I’ve added another simulation to this project. It is for a 5/32" Allen key. From this simulation I get a nominal stress (just above the socket) of around 50 MPa (7.3 ksi) and a peak stress (on the corners of the hex) of 439 MPa (63.7 ksi).

The material yield stress is 689 MPa (100 ksi). Therefore the factor of safety is about 1.6.

Below you can see my hand calculations. There is a good correlation between the simulation results and hand calculations.

The simulation results could be improved by performing a contact analysis (with a socket). Also, the hand calculations could be improved by considering bending (about the z-axis) and shear (across the area of the Allen key just above the socket). But I think excluding these items does not make a big difference to the overall result.

I’m not sure why you are getting a factor of safety of only 0.7. You should check your simulation setup and do your own hand calculations. Some things to check are:

  • Dimensions of model
  • Units (model size, load size, material properties)
  • Loads (size, direction, applied geometry)
  • Constraints (does the model deform as expected)

I hope this helps.

Regards, Ben


#8

Ben lewis,

Sorry for taking so long to get back to you. I experimented around with the
design , and believe I’ve found the source of the problem. My design is a
bit different due to it being telescoping. The hex head sizes now in use
are 12mm(casing), and 8mm, 4mm telescoping bits.
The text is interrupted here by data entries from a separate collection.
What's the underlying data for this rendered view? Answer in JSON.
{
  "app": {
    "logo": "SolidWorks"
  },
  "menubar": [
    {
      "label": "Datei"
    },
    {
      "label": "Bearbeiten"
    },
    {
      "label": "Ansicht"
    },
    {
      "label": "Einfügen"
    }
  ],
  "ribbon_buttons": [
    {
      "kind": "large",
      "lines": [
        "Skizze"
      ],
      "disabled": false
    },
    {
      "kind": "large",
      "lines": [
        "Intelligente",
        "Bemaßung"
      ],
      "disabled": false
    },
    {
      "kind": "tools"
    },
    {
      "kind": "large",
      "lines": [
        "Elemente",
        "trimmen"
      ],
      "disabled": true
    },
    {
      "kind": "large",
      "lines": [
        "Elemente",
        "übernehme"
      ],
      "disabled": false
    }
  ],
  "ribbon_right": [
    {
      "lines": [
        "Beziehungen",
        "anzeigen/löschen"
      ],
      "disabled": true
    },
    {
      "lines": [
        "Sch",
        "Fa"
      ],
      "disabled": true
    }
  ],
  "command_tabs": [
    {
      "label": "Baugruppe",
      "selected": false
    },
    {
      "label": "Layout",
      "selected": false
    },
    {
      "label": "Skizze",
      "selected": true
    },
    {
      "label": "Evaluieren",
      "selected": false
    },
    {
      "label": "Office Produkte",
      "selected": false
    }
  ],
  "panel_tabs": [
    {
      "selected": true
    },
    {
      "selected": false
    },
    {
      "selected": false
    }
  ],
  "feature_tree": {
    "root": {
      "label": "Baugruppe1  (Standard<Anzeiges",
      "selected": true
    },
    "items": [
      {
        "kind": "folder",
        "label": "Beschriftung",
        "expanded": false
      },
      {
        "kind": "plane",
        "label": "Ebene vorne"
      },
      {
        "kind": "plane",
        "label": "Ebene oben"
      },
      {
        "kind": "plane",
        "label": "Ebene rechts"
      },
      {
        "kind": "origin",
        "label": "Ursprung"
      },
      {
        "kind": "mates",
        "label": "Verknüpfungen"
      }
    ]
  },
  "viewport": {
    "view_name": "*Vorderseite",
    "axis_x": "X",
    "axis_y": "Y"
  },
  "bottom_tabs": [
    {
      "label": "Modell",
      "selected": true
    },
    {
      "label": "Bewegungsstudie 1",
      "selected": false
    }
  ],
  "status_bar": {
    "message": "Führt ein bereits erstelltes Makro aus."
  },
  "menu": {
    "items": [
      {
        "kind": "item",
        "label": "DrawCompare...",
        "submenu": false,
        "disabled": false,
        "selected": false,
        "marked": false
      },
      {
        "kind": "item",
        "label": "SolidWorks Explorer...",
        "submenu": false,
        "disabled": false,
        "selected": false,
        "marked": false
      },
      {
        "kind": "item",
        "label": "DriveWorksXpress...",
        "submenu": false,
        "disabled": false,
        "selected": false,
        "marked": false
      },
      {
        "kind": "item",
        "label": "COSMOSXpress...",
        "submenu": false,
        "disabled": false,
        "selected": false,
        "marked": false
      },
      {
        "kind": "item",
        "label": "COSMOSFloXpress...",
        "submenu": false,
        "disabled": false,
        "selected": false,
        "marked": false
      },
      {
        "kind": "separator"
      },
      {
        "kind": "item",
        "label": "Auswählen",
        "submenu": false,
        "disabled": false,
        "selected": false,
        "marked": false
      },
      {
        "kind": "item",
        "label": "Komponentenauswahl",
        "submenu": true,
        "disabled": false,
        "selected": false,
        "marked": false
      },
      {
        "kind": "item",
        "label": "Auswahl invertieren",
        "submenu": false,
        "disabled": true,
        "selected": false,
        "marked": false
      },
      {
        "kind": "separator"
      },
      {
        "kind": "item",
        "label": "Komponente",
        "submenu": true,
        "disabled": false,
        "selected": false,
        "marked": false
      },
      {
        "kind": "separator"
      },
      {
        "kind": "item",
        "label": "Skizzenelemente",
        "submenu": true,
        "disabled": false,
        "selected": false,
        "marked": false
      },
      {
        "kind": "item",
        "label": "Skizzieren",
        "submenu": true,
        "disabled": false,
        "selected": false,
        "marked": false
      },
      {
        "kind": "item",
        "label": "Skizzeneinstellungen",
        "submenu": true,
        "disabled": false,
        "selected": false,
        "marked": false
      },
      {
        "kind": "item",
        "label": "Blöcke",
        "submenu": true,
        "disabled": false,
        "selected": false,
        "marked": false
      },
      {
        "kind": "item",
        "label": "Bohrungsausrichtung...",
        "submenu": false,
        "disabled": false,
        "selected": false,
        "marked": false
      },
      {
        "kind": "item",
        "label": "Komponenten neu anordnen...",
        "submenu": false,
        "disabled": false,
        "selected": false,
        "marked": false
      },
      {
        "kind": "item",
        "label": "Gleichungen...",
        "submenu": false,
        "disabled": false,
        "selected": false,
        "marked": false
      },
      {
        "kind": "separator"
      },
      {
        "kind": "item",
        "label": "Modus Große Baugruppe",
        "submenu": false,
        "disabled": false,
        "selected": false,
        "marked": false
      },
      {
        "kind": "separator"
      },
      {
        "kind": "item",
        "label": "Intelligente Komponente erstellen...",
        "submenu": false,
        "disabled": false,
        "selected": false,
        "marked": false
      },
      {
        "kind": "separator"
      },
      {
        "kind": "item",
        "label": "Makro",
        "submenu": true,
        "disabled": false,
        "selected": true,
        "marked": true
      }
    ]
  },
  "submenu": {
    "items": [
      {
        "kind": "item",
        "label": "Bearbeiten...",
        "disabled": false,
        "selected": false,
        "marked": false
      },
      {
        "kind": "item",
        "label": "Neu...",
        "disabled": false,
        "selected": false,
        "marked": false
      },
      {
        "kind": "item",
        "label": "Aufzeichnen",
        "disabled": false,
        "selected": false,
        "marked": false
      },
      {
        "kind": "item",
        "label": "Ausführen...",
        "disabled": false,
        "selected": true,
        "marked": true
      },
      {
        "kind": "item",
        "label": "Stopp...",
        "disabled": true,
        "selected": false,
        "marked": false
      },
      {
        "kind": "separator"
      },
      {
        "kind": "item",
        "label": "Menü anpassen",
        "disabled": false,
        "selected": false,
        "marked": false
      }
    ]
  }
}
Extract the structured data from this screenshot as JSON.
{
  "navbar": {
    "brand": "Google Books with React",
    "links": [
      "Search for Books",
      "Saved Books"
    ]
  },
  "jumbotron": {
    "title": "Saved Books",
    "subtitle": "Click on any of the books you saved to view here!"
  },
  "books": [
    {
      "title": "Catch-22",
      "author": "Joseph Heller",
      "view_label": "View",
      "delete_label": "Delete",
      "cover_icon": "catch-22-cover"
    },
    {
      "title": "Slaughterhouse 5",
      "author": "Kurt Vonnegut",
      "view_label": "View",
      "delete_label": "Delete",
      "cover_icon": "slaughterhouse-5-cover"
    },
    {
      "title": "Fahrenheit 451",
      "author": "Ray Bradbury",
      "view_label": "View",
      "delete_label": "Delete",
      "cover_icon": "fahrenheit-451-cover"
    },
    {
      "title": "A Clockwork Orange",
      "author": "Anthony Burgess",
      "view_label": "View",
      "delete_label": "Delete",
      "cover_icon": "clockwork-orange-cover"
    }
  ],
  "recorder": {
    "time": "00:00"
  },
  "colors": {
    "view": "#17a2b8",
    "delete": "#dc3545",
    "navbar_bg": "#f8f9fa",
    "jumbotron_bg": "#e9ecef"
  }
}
To illustrate, if the 4mm
is in the extended position, it will be locked in place with a compressive
spring button (push down on the button and the smaller successive bit can
slide out from the retracted position into a new hole locking in with the
larger encompassing bit). The only real questions I have now is: Will the
max stress occur on the 4mm bit or on one of the holes which lock the 12mm
to the 8mm, or 8mm to the 4mm together? If it is indeed the hole, how would
I go about calculating the stress on the hole due to torsion . Lastly can
bending stress be neglected ? Many thanks for your time and help.

Dimensions :

100mm long arm:
Assume uniform diameter.

On short arm:
40mm length (12mm hex head)
The 8mm bit sticks out 14.375mm from that, and the 4mm bit sticks out 5mm
from that.

12mm-8mm connection:
3mm diameter hole for button.

8mm-4mm connection:
2mm diameter hole for button.

Applied pressure from hand:
50N/750mm^2
5N compression downward

Best regards,

Spenser Mann


#9

Hi @MannMech,

You can apply physical contacts between each of the bodies in your geometry. You can then fix the inner bit and apply a load to the outer bit. The physical contacts will not bond the bodies together, rather, they will prevent one body from penetrating the other. From this analysis you will be able to determine the highest stressed area of your geometry.

If you add your geometry to a SimScale project and share it with me I can show you how to set this up. I will PM you my email address.

Regards, Ben


#10

Is there a simscale project of this anywhere?

I tried to download the geometry from onshape, but it requires a login.


#11

Hi @mhere, the Onshape geometry is public. Try searching for Allen Key - 8mm under public projects.